Wbrew pozorom nie jest to takie trudne, jak mogłoby się wydawać. Szczególnie wtedy, gdy mamy do czynienia ze sprzętem nowym (nie ma groźby wycieku płynów eksploatacyjnych). Jednak nawet w przypadku używanych, a do tego dużych i ciężkich motocykli, bez większego trudu znajdziemy firmę, która podejmie się tego zadania. Najważniejsze jest, żeby właściwie zapakować jednoślad. Podpowiadamy, jak przygotować motor do wysyłki kurierem, aby dotarł na miejsce bez najmniejszych uszkodzeń.
Zaczynamy nie od pakowania, lecz od znalezienia odpowiedniego kuriera. Najlepiej, żeby była to firma wyspecjalizowana w transporcie motocykli.
Wybierz doświadczonego kuriera
Kurierzy mają własne standardy i priorytety. Jeżeli na stronie konkretnej firmy przewozowej nie znajdziemy możliwości transportu motocykla, to nie warto tam dzwonić. Zamiast namawiać niezdecydowanego, lepiej skorzystać z usługi takiego kuriera, który chętnie podejmie się zadania, ma doświadczenie i gwarantuje bezpieczny przewóz naszego jednośladu.
Dodatkowym atutem firmy z doświadczeniem jest możliwość zasięgnięcia rady w kwestii pakowania albo skorzystanie z najwygodniejszej opcji, czyli dostawy z pakowaniem. Zgłaszamy adres i czekamy na przybycie kuriera, który również przeprowadzi pakowanie lub – co częste w mniejszych firmach spedycyjnych – ulokuje naszą maszynę w samochodzie dostawczym. Zamiast żmudnego pakowania, operacja będzie polegała na umocowaniu pasami w przestrzeni ładunkowej.
W większości firm kurierskich bez problemu nadamy paczką skuter lub niewielki motocykl. Na przykład DHL oferuje szybki i stosunkowo tani transport jednośladów, których długość po opakowaniu nie przekracza 2 m, szerokość 1,5 m, wysokość 0,8 m, a waga 400 kg. Pozwala to na jednej palecie przesłać nawet dwa niewielkie skutery, co znacznie obniża koszt jednostkowy.
Oczywiście można przesyłać także większe motocykle, jednak – jak w przypadku wszystkich innych towarów – każde przekroczenie wymiarów i wagi będzie wyceniane indywidualnie i może znacząco różnić się od paczki gabarytowej.
Paleta i pasy napinające to podstawa
Najważniejsze w transporcie motocykli jest ich ustabilizowanie. W przypadku paczki kurierskiej do tego celu służy paleta – jest konieczna, w przeciwnym razie kurier nie przyjmie przesyłki.
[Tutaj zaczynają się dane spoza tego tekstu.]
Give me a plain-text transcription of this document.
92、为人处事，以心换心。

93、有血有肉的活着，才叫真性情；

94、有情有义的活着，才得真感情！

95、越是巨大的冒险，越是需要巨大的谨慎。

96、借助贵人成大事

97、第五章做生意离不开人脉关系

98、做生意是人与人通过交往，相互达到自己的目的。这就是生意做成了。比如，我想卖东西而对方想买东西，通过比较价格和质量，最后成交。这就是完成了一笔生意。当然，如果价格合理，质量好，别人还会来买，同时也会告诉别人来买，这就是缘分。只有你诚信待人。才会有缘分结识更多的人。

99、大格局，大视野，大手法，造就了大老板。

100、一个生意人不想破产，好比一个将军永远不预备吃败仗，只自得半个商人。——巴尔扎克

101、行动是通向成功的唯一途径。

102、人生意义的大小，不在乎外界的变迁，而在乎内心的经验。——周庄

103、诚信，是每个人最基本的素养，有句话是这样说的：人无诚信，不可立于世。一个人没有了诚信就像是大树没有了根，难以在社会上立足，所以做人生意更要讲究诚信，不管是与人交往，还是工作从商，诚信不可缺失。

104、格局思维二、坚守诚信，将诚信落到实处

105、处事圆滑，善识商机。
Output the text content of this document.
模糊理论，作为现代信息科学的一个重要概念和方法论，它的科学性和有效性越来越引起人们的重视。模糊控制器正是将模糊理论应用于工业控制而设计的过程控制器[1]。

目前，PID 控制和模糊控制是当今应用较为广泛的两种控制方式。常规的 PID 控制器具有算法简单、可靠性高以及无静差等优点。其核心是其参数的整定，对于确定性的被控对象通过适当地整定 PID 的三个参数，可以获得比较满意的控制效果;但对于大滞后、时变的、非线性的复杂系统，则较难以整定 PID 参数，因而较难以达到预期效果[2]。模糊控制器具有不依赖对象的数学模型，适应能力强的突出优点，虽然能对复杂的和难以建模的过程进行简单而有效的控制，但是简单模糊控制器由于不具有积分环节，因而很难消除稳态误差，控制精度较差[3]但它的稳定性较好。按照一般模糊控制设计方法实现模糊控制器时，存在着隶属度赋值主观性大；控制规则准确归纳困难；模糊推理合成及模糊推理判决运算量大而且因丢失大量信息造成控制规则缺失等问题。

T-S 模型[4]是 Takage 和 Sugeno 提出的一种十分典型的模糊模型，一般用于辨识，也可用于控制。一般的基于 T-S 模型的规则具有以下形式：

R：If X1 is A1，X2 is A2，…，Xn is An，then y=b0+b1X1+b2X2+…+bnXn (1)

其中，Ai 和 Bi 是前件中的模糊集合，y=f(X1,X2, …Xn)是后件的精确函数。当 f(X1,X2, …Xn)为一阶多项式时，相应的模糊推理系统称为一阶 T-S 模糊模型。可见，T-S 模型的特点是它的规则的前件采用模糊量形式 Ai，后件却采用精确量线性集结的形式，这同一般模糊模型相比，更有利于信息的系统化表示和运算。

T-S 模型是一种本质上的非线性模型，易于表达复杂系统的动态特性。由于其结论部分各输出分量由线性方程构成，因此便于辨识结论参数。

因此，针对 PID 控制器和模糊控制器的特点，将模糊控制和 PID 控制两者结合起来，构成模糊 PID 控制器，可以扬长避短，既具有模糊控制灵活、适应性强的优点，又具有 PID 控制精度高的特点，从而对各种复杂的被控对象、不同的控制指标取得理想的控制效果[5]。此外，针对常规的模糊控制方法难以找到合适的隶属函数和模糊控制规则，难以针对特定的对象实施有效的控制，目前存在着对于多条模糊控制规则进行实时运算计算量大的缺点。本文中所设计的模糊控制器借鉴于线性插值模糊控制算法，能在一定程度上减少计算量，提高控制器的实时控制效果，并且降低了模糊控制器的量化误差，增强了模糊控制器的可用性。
Paleta powinna być nieznacznie dłuższa od motocykla – na tyle, aby można było zablokować (np. drewnianym klockiem) przednie koło lub użyć specjalnego stojaka z uchwytem, przeznaczonego do transportu motocykli (koszt około 200 zł). Można też podeprzeć tylne koło, choć nie jest to konieczne.
Do utrzymania motocykla w pozycji pionowej nie używamy stopek czy innych podpórek: najlepsza formą stabilizacji jest użycie pasów naciągowych. Nie muszą być bardzo szerokie – ważne, żeby zostały zamontowane w odpowiednich miejscach. Zależnie od modelu motocykla czy skutera może to być sama kierownica lub widelec. Należy użyć przynajmniej dwóch pasów, których zaczepy znajda się na palecie po bokach kierownicy w pewnej odległości od przedniego koła. Nie można umocować taśm zbyt blisko koła, bo nie zapewni to właściwej stabilizacji. Dodatkowym zabezpieczeniem może być pas poprowadzony przez siodło i/lub bagażnik.
W przeciwieństwie do rowerów, w motorach i skuterach niewiele da się zdemontować, żeby zmniejszyć gabaryty. Jedyne, co koniecznie trzeba zrobić, to odkręcić wystające i narażone na uszkodzenia elementy, takie jak lusterka, szyby przednie, owiewki czy szeroko rozstawione migacze. Zanim zaczniemy cokolwiek odkręcać, warto zastanowić się, czy nie łatwiej będzie dokładnie zapakować wrażliwe elementy. Przy odbiorze klient chętniej zobaczy gotowy do użycia sprzęt niż „model do składania”.
Pianka, bąbelki, a w finale stretch
Po ustabilizowaniu motocykla, przystępujemy do zabezpieczania elementów wystających i szczególnie wrażliwych na uszkodzenia (głównie chodzi o zarysowania lakieru).
Podobnie jak przy innych towarach idealnym materiałem będzie folia bąbelkowa. Z powodzeniem można też użyć tektury falistej. W obu przypadkach osłony mocujemy szeroką taśmą pakową. Wrażliwe elementy możemy też opakować arkuszami pianki czy nawet użyć rozprężnej pianki w sprayu i specjalnych worków, żeby stworzyć idealnie dopasowane osłony.
Finałem jest owinięcie całej palety i ładunku folią stretch. Stanowi ona nie tylko tanie i skuteczne zabezpieczenie przed warunkami atmosferycznymi, ale przede wszystkim dodatkową, bardzo pewną stabilizację i związanie motocykla z paletą.
Skutery i motocykle są w większości przypadków towarem znacznej wartości, który należy ubezpieczyć. Tym bardziej, że cena ubezpieczenia jest niewspółmiernie mała nawet w stosunku do wartości popularnego, „marketowego” skutera, nie wspominając o markowych motocyklach.